A strong tornado may stay on the ground for 30 minutes or longer.
From the year 2007 to 2010, approximately 1 in 50 tornados caused a death in the US, and these killer tornados averaged about 3 deaths each. This shows that the vast majority of tornados are survivable.
Strong tornados are spawned by supercell storms or hurricanes, which are visible on weather radar and thus fairly easy to avoid.
In these winds people should, if possible, seek shelter below ground. Structures above ground may not offer adequate shelter against extreme winds and large debris.
However, most campgrounds are unlikely to offer underground shelter.
Even so, in an emergency, campers should make haste to the designated campground emergency shelter, whatever and wherever it is. Knowledgeable people will have designated it to be the sturdiest structure and best shelter in the campground. It will be the best chance for survival.
Upper limit of grand wind scale.
This wind speed corresponds to an F4 (EF5) violent tornado.
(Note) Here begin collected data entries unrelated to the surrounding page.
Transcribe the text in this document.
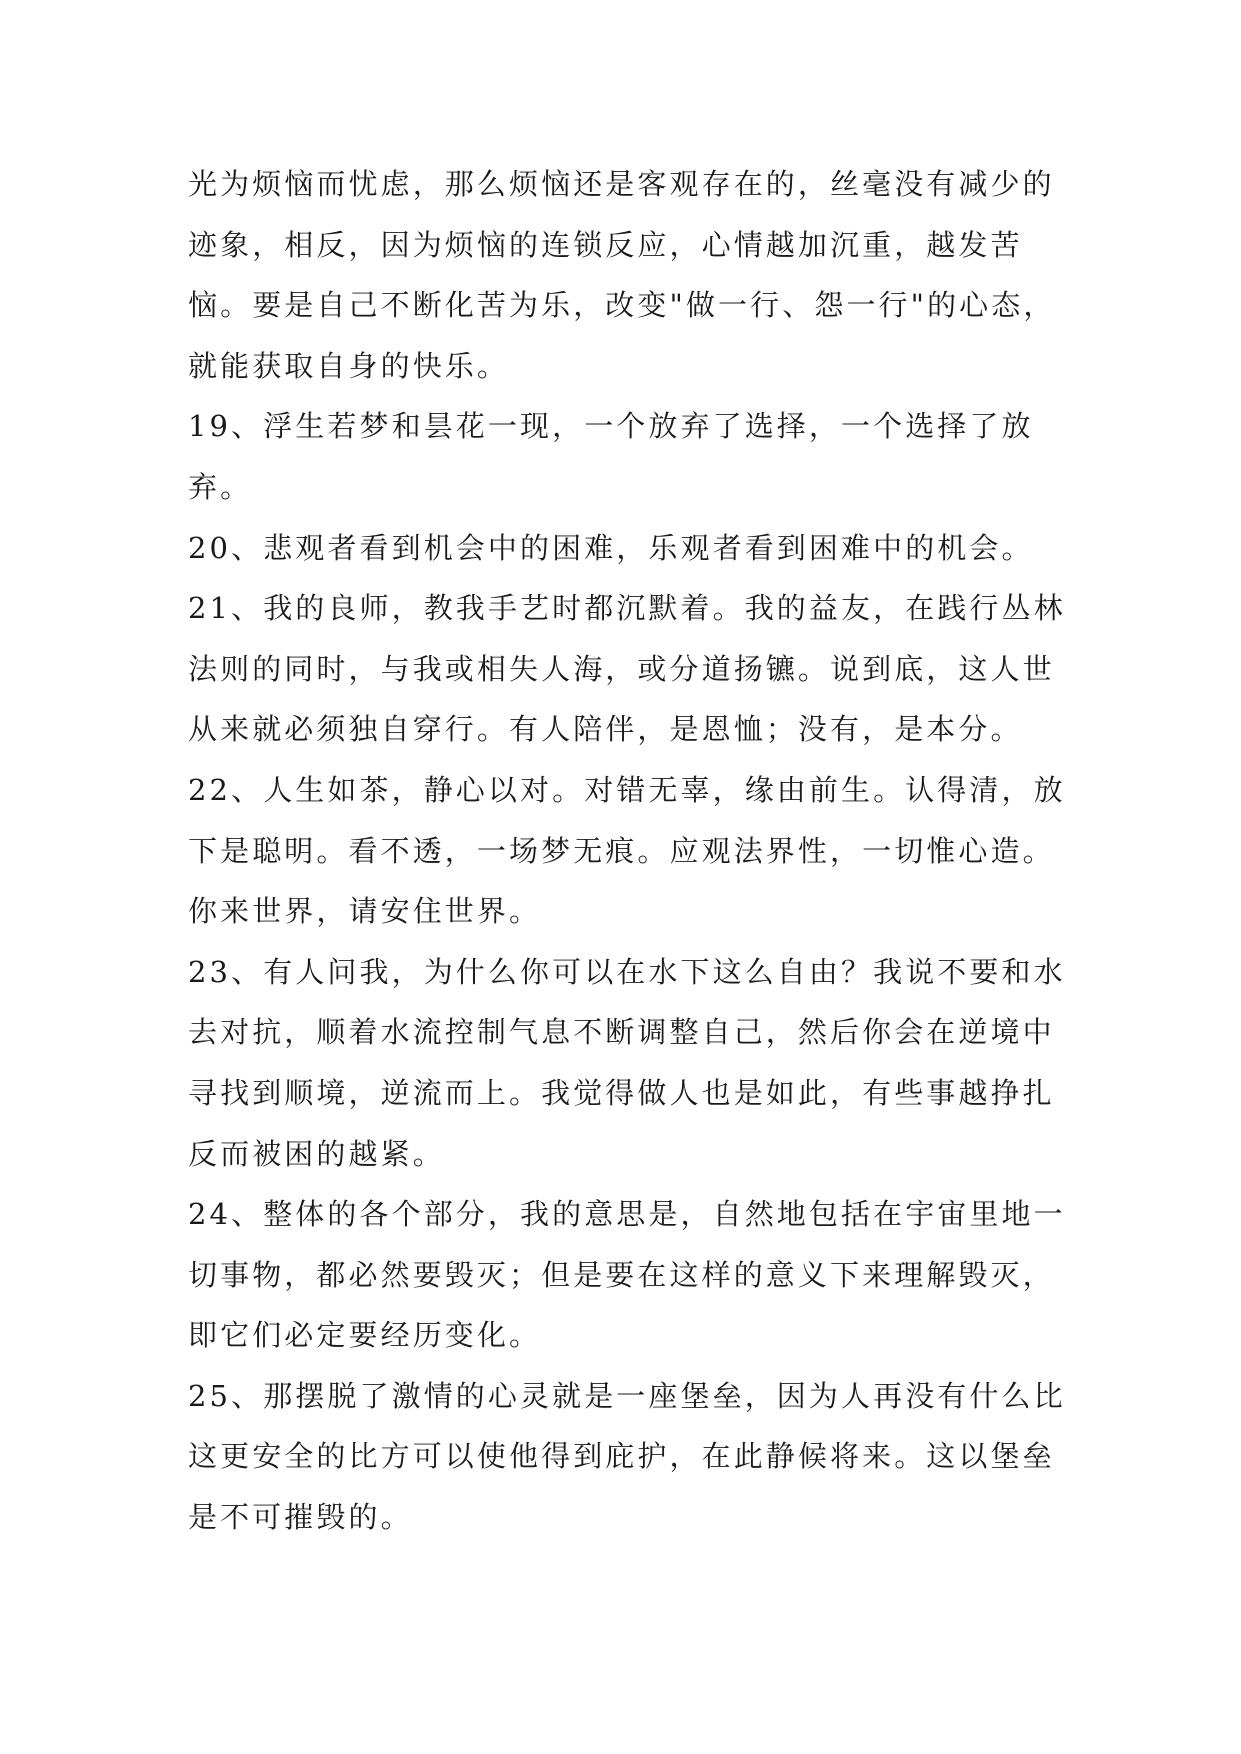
光为烦恼而忧虑，那么烦恼还是客观存在的，丝毫没有减少的迹象，相反，因为烦恼的连锁反应，心情越加沉重，越发苦恼。要是自己不断化苦为乐，改变"做一行、怨一行"的心态，就能获取自身的快乐。

19、浮生若梦和昙花一现，一个放弃了选择，一个选择了放弃。

20、悲观者看到机会中的困难，乐观者看到困难中的机会。

21、我的良师，教我手艺时都沉默着。我的益友，在践行丛林法则的同时，与我或相失人海，或分道扬镳。说到底，这人世从来就必须独自穿行。有人陪伴，是恩恤；没有，是本分。

22、人生如茶，静心以对。对错无辜，缘由前生。认得清，放下是聪明。看不透，一场梦无痕。应观法界性，一切惟心造。你来世界，请安住世界。

23、有人问我，为什么你可以在水下这么自由？我说不要和水去对抗，顺着水流控制气息不断调整自己，然后你会在逆境中寻找到顺境，逆流而上。我觉得做人也是如此，有些事越挣扎反而被困的越紧。

24、整体的各个部分，我的意思是，自然地包括在宇宙里地一切事物，都必然要毁灭；但是要在这样的意义下来理解毁灭，即它们必定要经历变化。

25、那摆脱了激情的心灵就是一座堡垒，因为人再没有什么比这更安全的比方可以使他得到庇护，在此静候将来。这以堡垒是不可摧毁的。
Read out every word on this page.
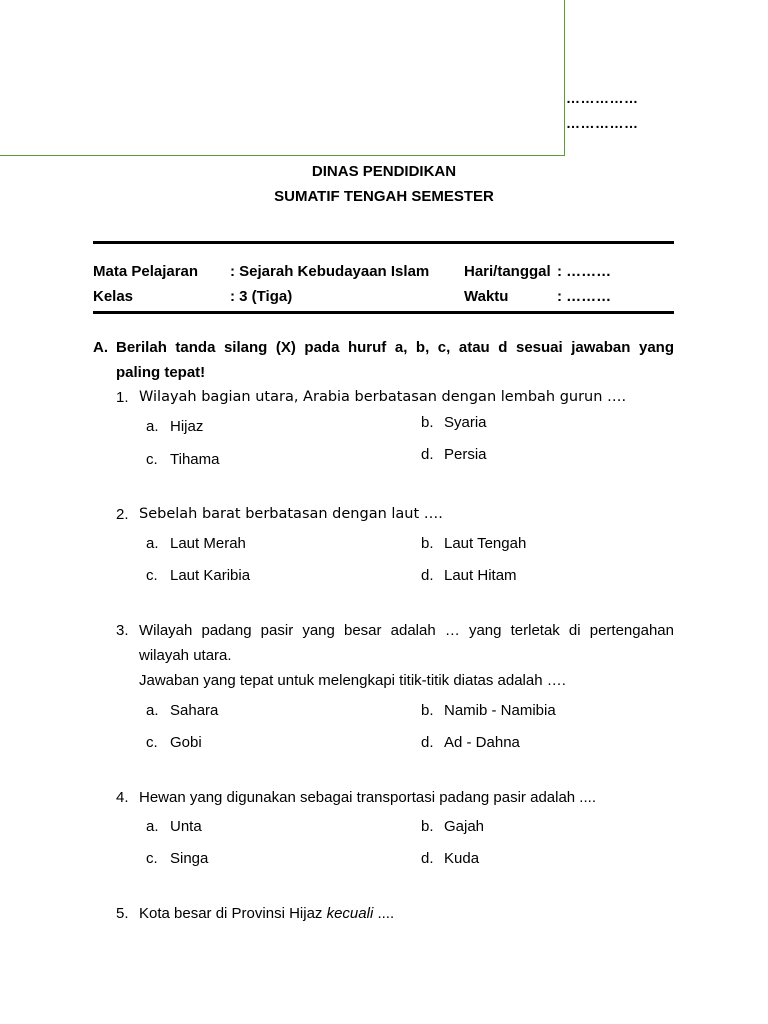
……………
……………
DINAS PENDIDIKAN
SUMATIF TENGAH SEMESTER
Mata Pelajaran : Sejarah Kebudayaan Islam Hari/tanggal : ………
Kelas	: 3 (Tiga)	Waktu	: ………
A. Berilah tanda silang (X) pada huruf a, b, c, atau d sesuai jawaban yang
paling tepat!
1. Wilayah bagian utara, Arabia berbatasan dengan lembah gurun ….
a. Hijaz	b. Syaria
c. Tihama	d. Persia
2. Sebelah barat berbatasan dengan laut ….
a. Laut Merah	b. Laut Tengah
c. Laut Karibia	d. Laut Hitam
3. Wilayah padang pasir yang besar adalah … yang terletak di pertengahan
wilayah utara.
Jawaban yang tepat untuk melengkapi titik-titik diatas adalah ….
a. Sahara	b. Namib - Namibia
c. Gobi	d. Ad - Dahna
4. Hewan yang digunakan sebagai transportasi padang pasir adalah ....
a. Unta	b. Gajah
c. Singa	d. Kuda
5. Kota besar di Provinsi Hijaz kecuali ....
This wind will cause massive damage to the outdoors.
It will pretty much scrub the ground clean and the flying debris can tear up asphalt or bridge decks.
A violent tornado can last up to one hour on the ground.
Safe shelter from a violent tornado is most likely an underground bunker with a supported ceiling, which is unlikely to be unavailable to tent campers.
Compared to 7.5 mph winds, at 240 mph, the wind force is over 1000 times as great.
Readers should now know how to divide high winds into categories:
Tent campers also now know the minimum shelter in each range for reasonable safety,
This wind scale also shows that, in the unlikely event of extreme winds at a campground, it may be impossible to find shelter which can assure safety. Tent campers will have to make do with what is available.
The most important ideas that this high wind chart imparts for family tent camping is that it is wise to monitor the weather, to avoid high winds and to know in advance where the designated emergency shelter is located.
Be mindful. Be flexible. Enjoy tent camping.
This page concludes an odyssey through wind in the outdoors. These wind pages were written in order to give novice campers a basic understanding of wind and increase their confidence in camping in the outdoors.